Randomization in Systems and Control

Marco C. Campi

Date & Time

Thu, December 16, 2010


Designs in systems and control are traditionally carried out through deterministic algorithms consisting of a sequence of steps set by deterministic rules. This approach, however, can be generalized by the introduction of randomization: a randomized algorithm is an algorithm where one or more steps are based on a random rule, that is – among many deterministic rules – one rule is selected according to a random scheme. Randomization has turned out to be a powerful tool for solving a number of problems deemed unsolvable with deterministic methods.

A crucial fact is that randomization permits one to introduce the notion of ``probabilistically successful algorithm''. In many cases, when deterministic successfulness cannot be achieved, probabilistic successfulness offers a valid alternative.
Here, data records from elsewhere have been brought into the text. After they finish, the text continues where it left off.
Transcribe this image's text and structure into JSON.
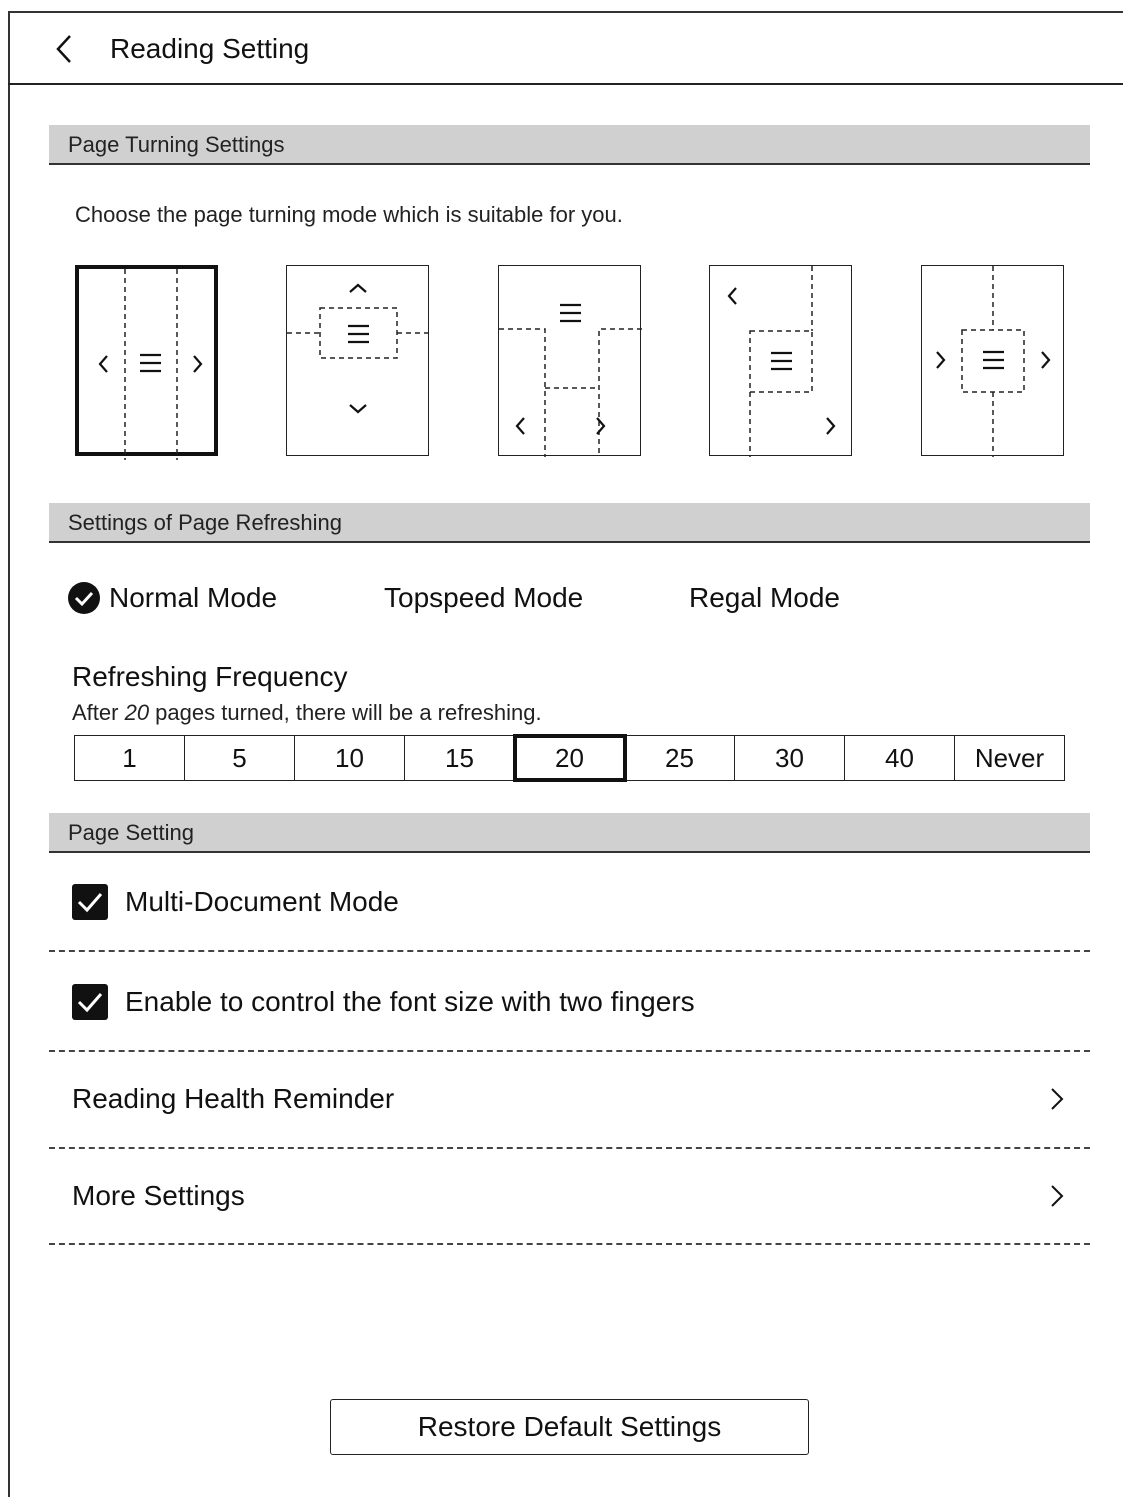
{
  "header": {
    "title": "Reading Setting"
  },
  "page_turning": {
    "section_title": "Page Turning Settings",
    "description": "Choose the page turning mode which is suitable for you.",
    "modes": [
      {
        "name": "left-right-columns",
        "selected": true
      },
      {
        "name": "top-bottom",
        "selected": false
      },
      {
        "name": "bottom-left-right",
        "selected": false
      },
      {
        "name": "diagonal-left-right",
        "selected": false
      },
      {
        "name": "both-forward",
        "selected": false
      }
    ]
  },
  "refreshing": {
    "section_title": "Settings of Page Refreshing",
    "modes": [
      {
        "label": "Normal Mode",
        "selected": true
      },
      {
        "label": "Topspeed Mode",
        "selected": false
      },
      {
        "label": "Regal Mode",
        "selected": false
      }
    ],
    "frequency_title": "Refreshing Frequency",
    "frequency_desc_prefix": "After ",
    "frequency_desc_value": "20",
    "frequency_desc_suffix": " pages turned, there will be a refreshing.",
    "frequency_options": [
      "1",
      "5",
      "10",
      "15",
      "20",
      "25",
      "30",
      "40",
      "Never"
    ],
    "frequency_selected": "20"
  },
  "page_setting": {
    "section_title": "Page Setting",
    "multi_document_label": "Multi-Document Mode",
    "multi_document_checked": true,
    "two_finger_label": "Enable to control the font size with two fingers",
    "two_finger_checked": true,
    "health_reminder_label": "Reading Health Reminder",
    "more_settings_label": "More Settings"
  },
  "restore_button": "Restore Default Settings",
  "colors": {
    "section_bg": "#d0d0d0",
    "ink": "#111111"
  }
}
In the talk, the use of randomized algorithms will be discussed in relation to several problems:

  • robust design (e.g. by means of linear matrix inequalities - LMIs) is computationally difficult. Randomized methods come into play by offering alternative design methodologies;
  • in estimation and identification, randomization can change our perception of what constitutes an impossible problem, and estimation problems which were deemed impossible can be successfully solved in a probabilistic sense;
  • trading robustness for performance is a central issue in decision making and new methods for achieving a compromise can be obtained through randomization.